A self-powered resonance-vibration-driven air disinfection system using Cu3P nanowire-enhanced localized electric fields effectively inactivates airborne bacteria and viruses at high airflow (2 m/s) within 0.025 s while maintaining very low pressure drops. The V-TENG provides sufficient electrical output from ambient mechanical vibrations, eliminating the need for external power. The macro-mesh charging and nanowire-enabled electroporation are key to overcoming transport limitations and achieving rapid, efficient disinfection. This proof-of-concept indicates strong potential for integration into building ventilation systems for indoor air safety.

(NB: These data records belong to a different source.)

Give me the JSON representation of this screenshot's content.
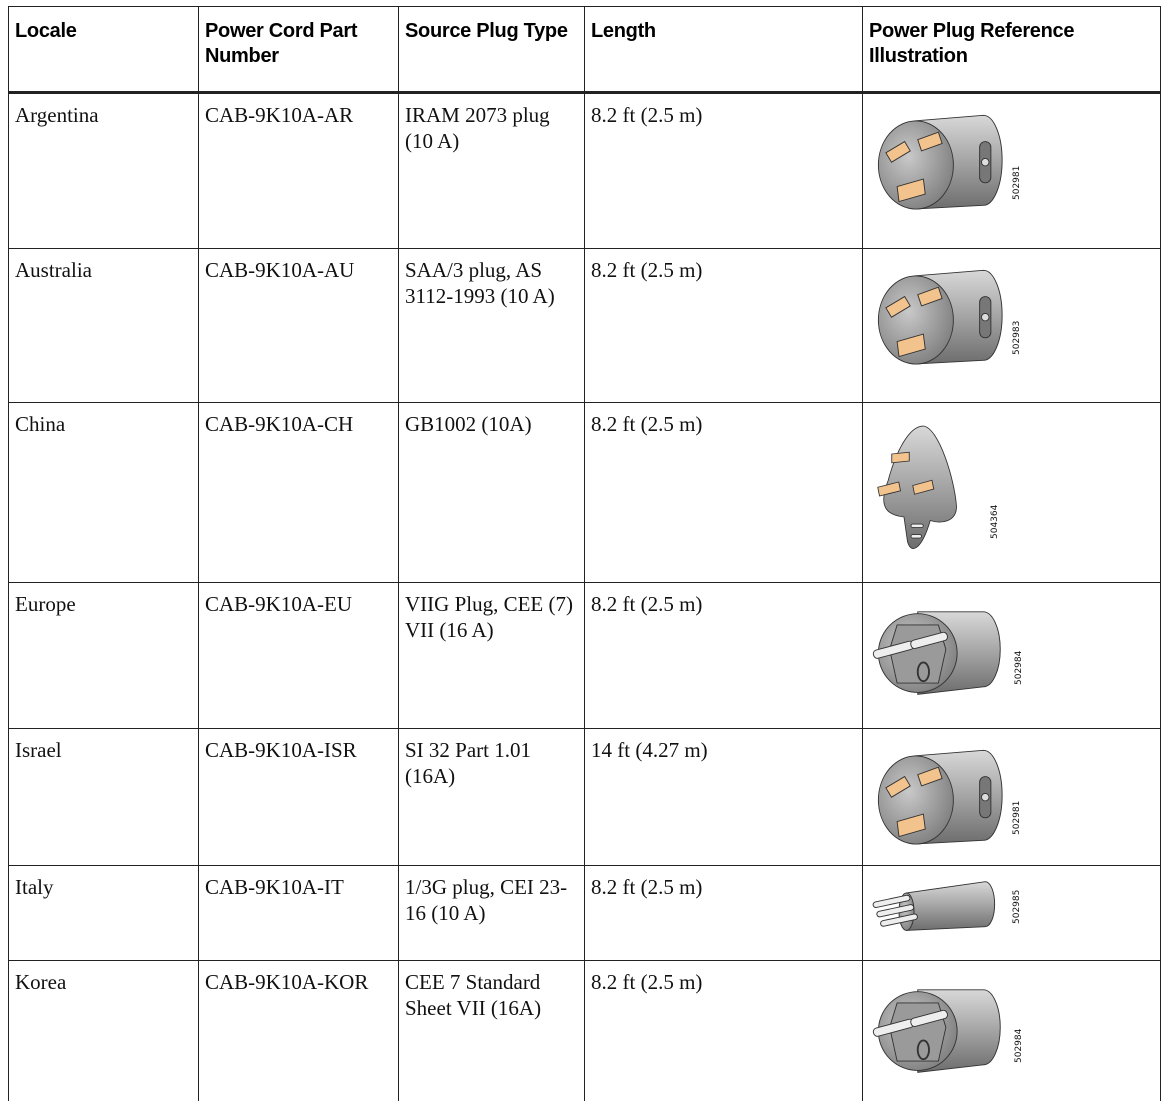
{
  "table": {
    "header": [
      "Locale",
      "Power Cord Part Number",
      "Source Plug Type",
      "Length",
      "Power Plug Reference Illustration"
    ],
    "rows": [
      [
        "Argentina",
        "CAB-9K10A-AR",
        "IRAM 2073 plug (10 A)",
        "8.2 ft (2.5 m)",
        "502981"
      ],
      [
        "Australia",
        "CAB-9K10A-AU",
        "SAA/3 plug, AS 3112-1993 (10 A)",
        "8.2 ft (2.5 m)",
        "502983"
      ],
      [
        "China",
        "CAB-9K10A-CH",
        "GB1002 (10A)",
        "8.2 ft (2.5 m)",
        "504364"
      ],
      [
        "Europe",
        "CAB-9K10A-EU",
        "VIIG Plug, CEE (7) VII (16 A)",
        "8.2 ft (2.5 m)",
        "502984"
      ],
      [
        "Israel",
        "CAB-9K10A-ISR",
        "SI 32 Part 1.01 (16A)",
        "14 ft (4.27 m)",
        "502981"
      ],
      [
        "Italy",
        "CAB-9K10A-IT",
        "1/3G plug, CEI 23-16 (10 A)",
        "8.2 ft (2.5 m)",
        "502985"
      ],
      [
        "Korea",
        "CAB-9K10A-KOR",
        "CEE 7 Standard Sheet VII (16A)",
        "8.2 ft (2.5 m)",
        "502984"
      ]
    ]
  }
}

The work presents a proof-of-concept prototype tested in a laboratory duct that simulates building ventilation; field deployment in actual ventilation systems was not reported. Disinfection efficacy was demonstrated on model organisms (E. coli, B. subtilis, and MS2) rather than a broad panel of human pathogens. The reported log-removal values are constrained by initial microbial concentrations in challenge aerosols. Performance depends on achieving resonance with available mechanical vibrations (e.g., ~30 Hz ventilator vibrations).